Project Abstract: This project is a live performance enhancement using augmented reality technology. We use Blender for 3D modeling, OpenCV-python for camera pose estimation, and Touchdesigner for real-time rendering. No extra hardware is required except for cameras and a PC or a Mac. Visual effects we made are affected by the elements of the music, and their positions are matched with the real scene. They are placed over the input video stream and can be streamed onto any display. With our performance enhancement, audiences can enjoy a more immersive experience in places like the school auditorium.

 

 

 

Most Popular Project
 

 

symposium

Title: Identifying the Relationship Between Economic Conditions and Entertainment Choices
By: Skyler Chen Yumeng ’23, Lu Shan ’23
Area: Interdisciplinary 
Mentor: Associate Professor of Marketing Masakazu Ishihara


What was it like working with your mentor?
Skyler: Since my previous research background was mostly behavioral, our advisor Kazu, an expert in quantitative marketing, gave us a lot of valuable advice on quantitative methods. It has been a pleasure working with him, and I have learned a lot about empirical data analysis throughout the course of our research.

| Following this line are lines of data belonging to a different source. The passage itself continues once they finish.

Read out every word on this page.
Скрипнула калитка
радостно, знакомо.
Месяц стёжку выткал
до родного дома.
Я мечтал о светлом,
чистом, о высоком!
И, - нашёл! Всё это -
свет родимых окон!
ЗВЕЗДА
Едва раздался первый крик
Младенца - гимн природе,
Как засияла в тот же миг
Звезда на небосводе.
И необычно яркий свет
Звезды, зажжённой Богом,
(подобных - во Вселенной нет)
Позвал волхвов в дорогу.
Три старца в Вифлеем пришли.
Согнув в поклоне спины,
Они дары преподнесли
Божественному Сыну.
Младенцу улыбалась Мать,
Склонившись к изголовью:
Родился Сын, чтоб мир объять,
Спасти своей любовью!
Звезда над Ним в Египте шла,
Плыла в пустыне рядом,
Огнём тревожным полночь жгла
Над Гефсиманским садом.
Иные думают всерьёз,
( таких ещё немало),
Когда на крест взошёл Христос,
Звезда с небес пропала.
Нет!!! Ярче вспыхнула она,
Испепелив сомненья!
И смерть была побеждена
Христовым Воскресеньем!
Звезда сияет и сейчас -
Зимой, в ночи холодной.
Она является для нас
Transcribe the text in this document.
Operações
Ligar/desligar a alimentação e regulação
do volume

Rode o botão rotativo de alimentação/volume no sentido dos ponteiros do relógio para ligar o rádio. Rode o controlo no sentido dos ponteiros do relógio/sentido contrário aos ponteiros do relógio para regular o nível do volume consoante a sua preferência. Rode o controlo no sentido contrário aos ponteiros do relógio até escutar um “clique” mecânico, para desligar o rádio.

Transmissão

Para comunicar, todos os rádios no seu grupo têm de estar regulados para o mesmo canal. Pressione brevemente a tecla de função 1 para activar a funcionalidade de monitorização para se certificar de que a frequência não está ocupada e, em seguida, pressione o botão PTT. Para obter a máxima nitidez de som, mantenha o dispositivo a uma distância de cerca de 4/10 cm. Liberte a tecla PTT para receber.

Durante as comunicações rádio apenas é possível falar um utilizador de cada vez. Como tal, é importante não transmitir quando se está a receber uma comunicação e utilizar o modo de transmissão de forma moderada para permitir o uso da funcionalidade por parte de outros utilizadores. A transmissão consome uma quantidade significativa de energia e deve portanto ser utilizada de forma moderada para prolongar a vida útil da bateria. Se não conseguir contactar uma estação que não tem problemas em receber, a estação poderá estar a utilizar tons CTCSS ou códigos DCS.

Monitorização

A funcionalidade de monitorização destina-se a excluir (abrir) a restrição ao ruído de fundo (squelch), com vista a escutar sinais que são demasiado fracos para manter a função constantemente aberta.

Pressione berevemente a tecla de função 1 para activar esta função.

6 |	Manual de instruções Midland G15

Did you face any unexpected challenges?
Shan: One of the models kept producing uninformative results, and we were struggling to find underlying reasons. After some failed attempts, we had no choice but to give up that model. We instead invested more energy into explaining our main model to improve our analysis.

Advice to future student researchers?
Shan: Do your research non-stop. When you are stuck, find another angle, search for alternative theories, or explore more advanced models. The bolt of lighting moments come from constant reading and writing. 
Skyler: As an Economics major, I have enjoyed conducting research in different fields, such as marketing, management, and psychology, and I feel that they've all helped me better understand and address questions within Economics.

 

 

 

symposium

Project Abstract: Why do people sometimes prefer relaxing country music, whereas at other times they are more open to heavy metal songs? Previous literature shows that people’s entertainment choices are sensitive to macroeconomic trends; they tend to purchase lighter cultural products during recession periods and switch to heavier ones during booms. By analyzing people’s entertainment choices in the music and movie industries, we found a negative relationship between economic conditions and the valence of the products consumed, which supports the “mood management” theory. Our study is the first to examine how changes in economic conditions affect entertainment choices with a weekly measure.